Whichever is the case, don’t you think that this, of all Armistice Days, might give us an opportunity to pause and think about the way we treat the game of football? We talk about honouring our dead and respecting, cherishing the freedoms that they won for us with their blood. So why don’t we do just that with our national game and, instead of enduring it, try enjoying it instead?

Let us tear up Orwell’s dictum that organised sport is essentially war without the shooting and recapture instead the concept that football is a game, just a game. It is what we do with our spare time, it is what we do to enjoy ourselves. We are not curing cancer. The football ground is a place where we should go to find our soul, to commune with like spirits, to celebrate our freedoms, our humanity, be a place of poetry, imagination, not a war zone.

If you want further proof of just why we should do that, reflect on the first Christmas of the war, the one it was supposed to have been finished by. With a ceasefire in place, what did the troops of both sides do to observe it? They met in no man’s land and they played football. Men who were, quite literally, in the business of maiming and killing one another laid down their arms and kicked a ball about before the Germans won on penalties. Is that not an example we should be following, should we not be using our weekly footballing devotions as an oasis of joy in the midst of what is a hard, hard life?

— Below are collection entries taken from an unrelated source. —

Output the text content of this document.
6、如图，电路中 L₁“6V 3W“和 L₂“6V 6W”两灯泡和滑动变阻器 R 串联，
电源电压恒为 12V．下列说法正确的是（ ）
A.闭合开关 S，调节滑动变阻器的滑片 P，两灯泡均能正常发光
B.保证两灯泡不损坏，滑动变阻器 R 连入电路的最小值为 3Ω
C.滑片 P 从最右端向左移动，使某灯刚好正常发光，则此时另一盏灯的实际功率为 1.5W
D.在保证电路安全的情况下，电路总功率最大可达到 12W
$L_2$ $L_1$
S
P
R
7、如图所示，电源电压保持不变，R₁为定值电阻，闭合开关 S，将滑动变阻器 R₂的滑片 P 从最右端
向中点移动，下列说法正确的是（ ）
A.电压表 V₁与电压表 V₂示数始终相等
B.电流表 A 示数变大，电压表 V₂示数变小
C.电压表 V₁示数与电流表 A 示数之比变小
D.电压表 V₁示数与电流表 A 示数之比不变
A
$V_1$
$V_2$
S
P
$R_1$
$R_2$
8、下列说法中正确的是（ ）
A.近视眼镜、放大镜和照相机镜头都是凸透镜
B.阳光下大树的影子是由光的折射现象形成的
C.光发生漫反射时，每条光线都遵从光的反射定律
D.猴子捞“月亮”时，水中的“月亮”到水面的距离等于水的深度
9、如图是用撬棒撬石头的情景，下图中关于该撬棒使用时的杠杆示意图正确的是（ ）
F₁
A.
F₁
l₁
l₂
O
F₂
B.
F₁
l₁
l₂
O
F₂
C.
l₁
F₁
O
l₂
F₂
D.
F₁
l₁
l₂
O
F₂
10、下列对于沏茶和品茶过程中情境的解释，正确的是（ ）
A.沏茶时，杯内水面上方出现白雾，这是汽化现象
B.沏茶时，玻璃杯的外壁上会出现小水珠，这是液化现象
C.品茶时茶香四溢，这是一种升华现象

So when you observe silence this Armistice Day then of course, think about those who made those monumental sacrifices in the past. But spare a thought for honouring them in the best way possible, by embracing life and by enjoying our freedoms, including the freedom to play football. Don’t see your team as going into battle. See them as producing a glorious expression of what it is to be free, to be alive, to have its hard won possibilities in front of you. See football as fun, not a killing field.